Несмотря на очевидный успех, которого доктор добился в течение первого года конверсионной терапии – Эрнест сознательно стал менять свое интимное поведение на более приемлемое в социальном плане – долгосрочные отношения с женщинами у юного виконта катастрофически не складывались. Вероятно, с мужчинами он чувствовал себя куда увереннее, удовлетворенность от контактов была выше, и, судя по Дювалю и вот теперь – по самому Жану Марэ – он вполне успешно добивался от собратьев по полу, чего хотел.
Стало быть, корневые причины возникновения гомосексуального влечения были определены доктором неверно. В случае с Эрнестом Шаффхаузен приписывал их недостаточному отцовскому вниманию в период пубертата, а также изначально нарушенному телесному и эмоциональному контакту с матерью. Все эти выводы нуждались в очередном пересмотре и переосмыслении. Как и сам его подход к работе с пациентом, упорствующим в своем выборе.
Увы, теперь Эмиль совсем уже не был уверен в том, что его мягкие интервенции и занятия самоанализом, щадящим психику юноши, без применения фармакологии, принесут хоть какой-то толк.
Искоса глянув на Эжена де Сен-Бриза, доктор подумал:
«Наверняка граф сожалеет, что отказался в свое время от мер радикальной исправительной терапии… не исключаю, что бихевиоральный подход мог бы дать более прочные результаты… например, выработал бы условный рефлекс отвращения даже к виду обнаженного мужского тела… Но какой ценой, какой страшной ценой…»
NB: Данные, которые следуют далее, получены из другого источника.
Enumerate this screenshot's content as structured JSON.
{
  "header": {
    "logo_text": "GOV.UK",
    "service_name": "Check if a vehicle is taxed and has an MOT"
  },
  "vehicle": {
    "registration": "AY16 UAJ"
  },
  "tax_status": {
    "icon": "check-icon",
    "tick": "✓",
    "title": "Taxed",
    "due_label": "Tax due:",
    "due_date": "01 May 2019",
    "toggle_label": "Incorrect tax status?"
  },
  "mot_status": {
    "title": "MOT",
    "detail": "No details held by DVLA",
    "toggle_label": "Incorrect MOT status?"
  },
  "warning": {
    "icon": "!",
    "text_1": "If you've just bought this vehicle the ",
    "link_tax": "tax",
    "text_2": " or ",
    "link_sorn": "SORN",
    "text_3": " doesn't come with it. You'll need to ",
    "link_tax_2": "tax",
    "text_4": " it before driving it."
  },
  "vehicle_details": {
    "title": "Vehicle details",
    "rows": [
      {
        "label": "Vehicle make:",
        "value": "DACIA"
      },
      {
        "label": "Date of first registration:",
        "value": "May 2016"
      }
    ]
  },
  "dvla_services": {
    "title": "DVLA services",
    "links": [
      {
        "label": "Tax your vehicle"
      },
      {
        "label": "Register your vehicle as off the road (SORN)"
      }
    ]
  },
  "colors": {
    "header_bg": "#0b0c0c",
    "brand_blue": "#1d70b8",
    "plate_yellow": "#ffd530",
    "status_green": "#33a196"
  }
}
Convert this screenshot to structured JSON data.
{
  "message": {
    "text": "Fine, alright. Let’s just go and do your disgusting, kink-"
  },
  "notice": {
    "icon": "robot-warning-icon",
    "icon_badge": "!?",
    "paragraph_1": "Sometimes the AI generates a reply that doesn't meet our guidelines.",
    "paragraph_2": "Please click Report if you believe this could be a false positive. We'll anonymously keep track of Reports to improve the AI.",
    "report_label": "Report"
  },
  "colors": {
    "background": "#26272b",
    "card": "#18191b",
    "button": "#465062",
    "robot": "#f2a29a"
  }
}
Странное дело: несмотря на свой очевидный профессиональный провал, Шаффхаузен чувствовал, что остался последовательным противником психиатрического насилия…. Мысль о грубом воздействии на и без того лабильную психику художника была ему отвратительна, и вызывала какую-то неопределимую болезненную эмоцию… словно речь шла не о пациенте, а родном сыне или близком друге. Это переживание еще требовалось отрефлексировать дополнительно.
Можно было порадоваться хотя бы тому, что стремление Эрнеста впадать в суицидальный настрой при столкновении с эмоционально-острой и трудно преодолимой ситуацией, удалось успешно купировать. Шаффхаузен попросту не хотел разрушать едва-едва окрепшее Эго юноши, лишать опоры на либидо в борьбе с беспощадным мортидо43, затягивающим в воронку саморазрушения. Однако ж теперь ему предстояло разобраться в первую очередь с тем мортидо, что захватило с головой Сен-Бриза-старшего.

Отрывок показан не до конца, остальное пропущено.